The European Commission’s endorsement of mCOMBRIAX marks a pivotal moment for Moderna, showcasing the company’s ability to navigate divergent regulatory landscapes. By securing approval for a dual‑target vaccine, Moderna not only expands its product portfolio but also taps into the growing demand for streamlined immunization solutions among older adults, a demographic that accounts for a sizable share of flu‑related hospitalizations in Europe. This regulatory success underscores the EU’s willingness to embrace mRNA technology beyond COVID‑19, potentially accelerating broader adoption of mRNA‑based therapeutics.

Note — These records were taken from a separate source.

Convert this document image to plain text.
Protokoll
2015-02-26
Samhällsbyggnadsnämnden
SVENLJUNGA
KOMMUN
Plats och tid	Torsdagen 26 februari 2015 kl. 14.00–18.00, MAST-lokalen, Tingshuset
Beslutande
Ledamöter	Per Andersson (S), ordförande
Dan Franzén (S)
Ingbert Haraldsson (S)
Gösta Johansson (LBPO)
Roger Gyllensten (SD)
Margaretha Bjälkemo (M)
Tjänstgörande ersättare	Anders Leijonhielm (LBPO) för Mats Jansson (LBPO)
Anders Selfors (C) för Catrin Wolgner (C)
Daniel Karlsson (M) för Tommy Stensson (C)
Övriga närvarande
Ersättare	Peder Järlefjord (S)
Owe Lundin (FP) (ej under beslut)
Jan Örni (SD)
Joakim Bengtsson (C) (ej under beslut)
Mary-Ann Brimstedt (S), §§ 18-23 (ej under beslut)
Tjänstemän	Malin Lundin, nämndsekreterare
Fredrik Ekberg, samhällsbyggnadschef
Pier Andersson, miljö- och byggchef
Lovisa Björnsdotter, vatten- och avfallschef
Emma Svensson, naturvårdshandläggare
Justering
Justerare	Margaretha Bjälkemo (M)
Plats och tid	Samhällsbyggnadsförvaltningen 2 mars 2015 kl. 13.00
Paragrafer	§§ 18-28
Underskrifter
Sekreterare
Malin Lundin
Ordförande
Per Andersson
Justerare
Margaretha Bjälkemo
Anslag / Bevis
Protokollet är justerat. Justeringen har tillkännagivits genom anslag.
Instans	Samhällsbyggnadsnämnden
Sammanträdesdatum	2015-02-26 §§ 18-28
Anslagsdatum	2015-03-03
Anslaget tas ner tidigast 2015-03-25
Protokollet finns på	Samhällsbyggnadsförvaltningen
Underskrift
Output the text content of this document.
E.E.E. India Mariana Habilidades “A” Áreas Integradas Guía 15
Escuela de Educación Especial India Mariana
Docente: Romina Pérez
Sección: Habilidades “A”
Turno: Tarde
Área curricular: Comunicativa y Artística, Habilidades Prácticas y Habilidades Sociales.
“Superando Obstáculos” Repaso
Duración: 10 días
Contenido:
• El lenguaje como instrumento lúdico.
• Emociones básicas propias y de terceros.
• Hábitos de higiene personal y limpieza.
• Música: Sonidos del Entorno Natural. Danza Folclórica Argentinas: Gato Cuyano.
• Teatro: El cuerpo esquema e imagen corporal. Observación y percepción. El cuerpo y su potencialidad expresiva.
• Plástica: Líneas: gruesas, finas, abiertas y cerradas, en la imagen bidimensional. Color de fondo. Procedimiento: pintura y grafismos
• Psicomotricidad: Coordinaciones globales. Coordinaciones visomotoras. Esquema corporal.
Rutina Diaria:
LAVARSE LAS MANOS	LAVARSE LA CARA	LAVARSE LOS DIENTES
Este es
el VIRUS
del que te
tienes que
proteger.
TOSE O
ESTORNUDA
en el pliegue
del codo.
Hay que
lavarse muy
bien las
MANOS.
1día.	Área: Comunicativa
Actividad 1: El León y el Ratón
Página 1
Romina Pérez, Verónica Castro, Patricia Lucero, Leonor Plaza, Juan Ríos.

mCOMBRIAX combines the next‑generation COVID‑19 antigen mNEXSPIKE with the flu candidate mRNA‑1010, which recently posted a 26.6% efficacy edge over the best‑available seasonal flu shot in a Phase 3 study of participants aged 50 and up. The trial’s robust results suggest the combo could deliver superior protection against two high‑impact respiratory viruses with a single injection, simplifying logistics for healthcare providers and improving patient compliance. Market analysts project that a successful rollout could capture a meaningful share of the European senior‑vaccines market, estimated at several hundred million doses annually, adding a new revenue stream for Moderna’s mRNA platform.

In contrast, the U.S. FDA’s refusal to file a review for mRNA‑1010 highlights the regulatory uncertainty that still shadows Moderna’s flu ambitions stateside. The agency’s demand for a more rigorous, well‑controlled trial against the current standard of care has delayed the U.S. filing of the combo vaccine, creating a timing gap between the two markets. This divergence may pressure Moderna to allocate additional resources to satisfy U.S. data requirements, potentially postponing commercial launch and affecting short‑term earnings. Nonetheless, the eventual FDA decision could set a precedent for future mRNA flu products, influencing the competitive dynamics of the broader vaccine industry.